Сейчас я начну думать, что послезавтра ухожу.
И точно, будто сказал сам себе голосом:
— Послезавтра я ухожу.
Хотя никакого голоса не было. Не хотел я Наву будить. Но она будто услышала. Я и не сомневался, что она услышит. В последнее время я замечаю, что меня деревенские слышат, когда я ничего не говорю: только подумаю о них, а они сразу же и делают то, что я подумал. Или наоборот: они собираются что-то сделать, а я это их желание слышу до того, как они его осуществили.
Мне кажется, что они тоже почувствовали неладное, потому что стали избегать моего молчания, или вызывая меня на разговор, или сами болботили непрерывно.
Нава зашевелилась в другом углу на своей лежанке. Я знал, что она скажет.
— Ты уже не спишь?
— Нет, — ответил я уже голосом.
— Тогда давай поговорим, — попросила она. — А то мы со вчерашнего вечера не говорили. Давай?

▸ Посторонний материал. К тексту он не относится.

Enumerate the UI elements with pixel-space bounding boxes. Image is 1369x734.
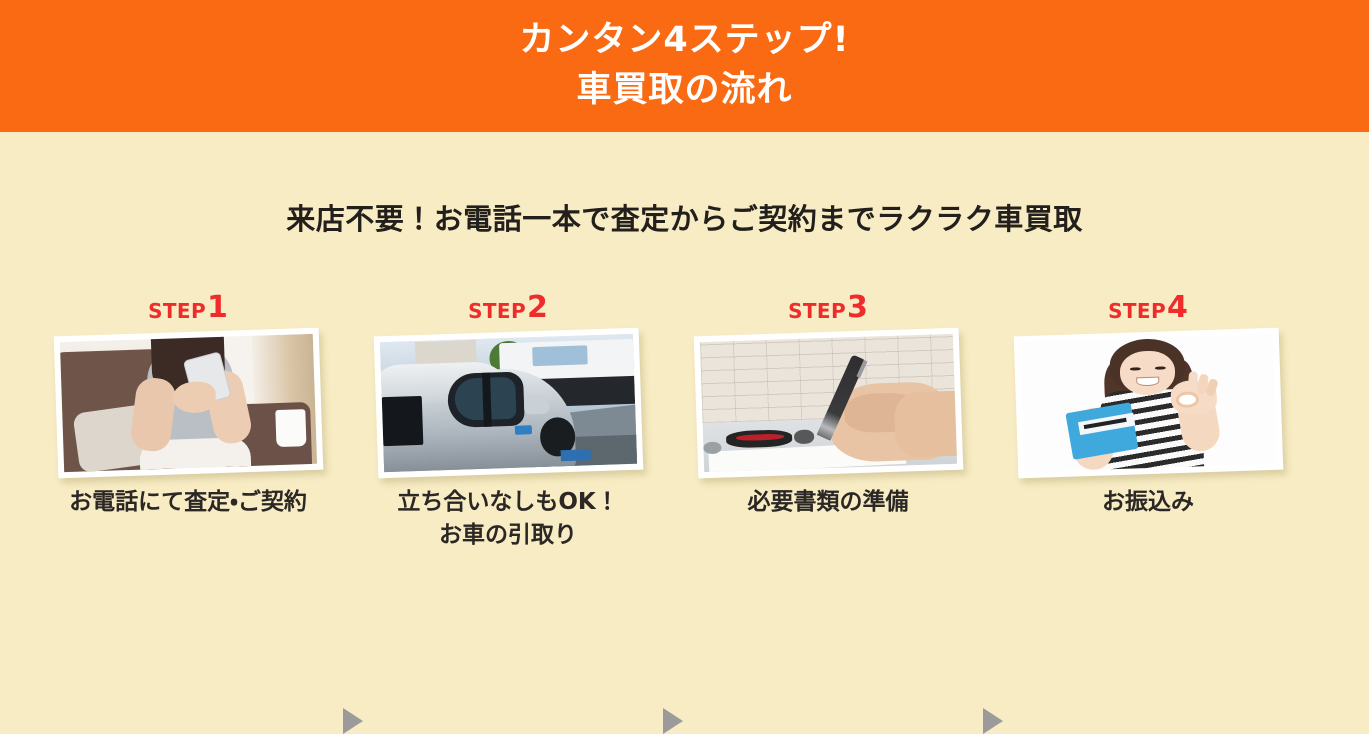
step-number-4: 4: [1167, 294, 1188, 322]
step-photo-3: [700, 334, 957, 472]
step-caption-2-line-1: 立ち合いなしもOK！: [397, 489, 618, 515]
step-flow-page: カンタン4ステップ! 車買取の流れ 来店不要！お電話一本で査定からご契約までラク…: [0, 0, 1369, 567]
step-item-2: STEP2 立ち合いなしもOK！ お車の引取り: [368, 288, 648, 567]
banner-title-line-1: カンタン4ステップ!: [519, 16, 849, 66]
step-number-2: 2: [527, 294, 548, 322]
subheading: 来店不要！お電話一本で査定からご契約までラクラク車買取: [0, 196, 1369, 238]
step-photo-frame-4: [1014, 328, 1284, 479]
step-caption-3: 必要書類の準備: [670, 486, 986, 519]
step-word-1: STEP: [148, 301, 206, 321]
step-caption-4: お振込み: [990, 486, 1306, 519]
arrow-right-icon-1: [343, 708, 363, 734]
step-label-2: STEP2: [368, 288, 648, 322]
step-caption-1: お電話にて査定・ご契約: [30, 486, 346, 519]
step-word-3: STEP: [788, 301, 846, 321]
step-number-1: 1: [207, 294, 228, 322]
step-label-1: STEP1: [48, 288, 328, 322]
page-header-banner: カンタン4ステップ! 車買取の流れ: [0, 0, 1369, 132]
step-item-1: STEP1 お電話にて査定・ご契約: [48, 288, 328, 567]
step-photo-1: [60, 334, 317, 472]
step-caption-2-line-2: お車の引取り: [350, 519, 666, 552]
step-item-3: STEP3 必要書類の準備: [688, 288, 968, 567]
steps-container: STEP1 お電話にて査定・ご契約 STEP2: [0, 288, 1369, 567]
step-photo-frame-2: [374, 328, 644, 479]
step-word-4: STEP: [1108, 301, 1166, 321]
step-item-4: STEP4 お振込み: [1008, 288, 1288, 567]
step-number-3: 3: [847, 294, 868, 322]
step-caption-2: 立ち合いなしもOK！ お車の引取り: [350, 486, 666, 553]
step-photo-frame-1: [54, 328, 324, 479]
step-photo-frame-3: [694, 328, 964, 479]
step-caption-4-line-1: お振込み: [1102, 489, 1194, 515]
banner-title-line-2: 車買取の流れ: [576, 66, 792, 116]
step-label-3: STEP3: [688, 288, 968, 322]
arrow-right-icon-2: [663, 708, 683, 734]
step-label-4: STEP4: [1008, 288, 1288, 322]
step-photo-4: [1020, 334, 1277, 472]
arrow-right-icon-3: [983, 708, 1003, 734]
step-word-2: STEP: [468, 301, 526, 321]
step-caption-3-line-1: 必要書類の準備: [748, 489, 909, 515]
step-photo-2: [380, 334, 637, 472]
step-caption-1-line-1: お電話にて査定・ご契約: [69, 489, 307, 515]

— Давай. — Уж кому другому, а ей я никак не мог отказать в такой мелочи.
— Когда ты уходишь?
— Не знаю… Скоро…
— Вот ты всегда говоришь: скоро. То скоро, то послезавтра. Ты, может, думаешь, что это одно и то же? Хотя нет, теперь ты не можешь так думать, теперь ты говорить уже научился. Это раньше у тебя в голове все путалось — дом с деревней, трава с грибами. Мертвяков с людьми и то путал. А то еще хуже — принимался бормотать слова непонятные, никто тебя понять не мог… Теперь не бормочешь, но никто не любит, когда ты молчишь, — кто тебя знает, может, ты свои слова про себя бормочешь. Лучше ты их не бормочи, а со мной поговори.
Пока она говорила, глаза сами собой открылись. По потолку проторенной тропой шли рабочие муравьи. Двумя ровными колоннами: слева направо — нагруженные грибницей, справа налево — порожняком. Месяц назад было наоборот. И через месяц будет наоборот. Как им укажут, так и будет. Черные сигнальщики рассредоточились вдоль колонн, шевеля усами в ожидании приказов. Может, через месяц дождутся? Они даже меня слушались, хотя я сначала спрашивал у Навы, что им приказывать…
Старца нет, отметил я. Сегодня не он меня разбудил. Особенное утро.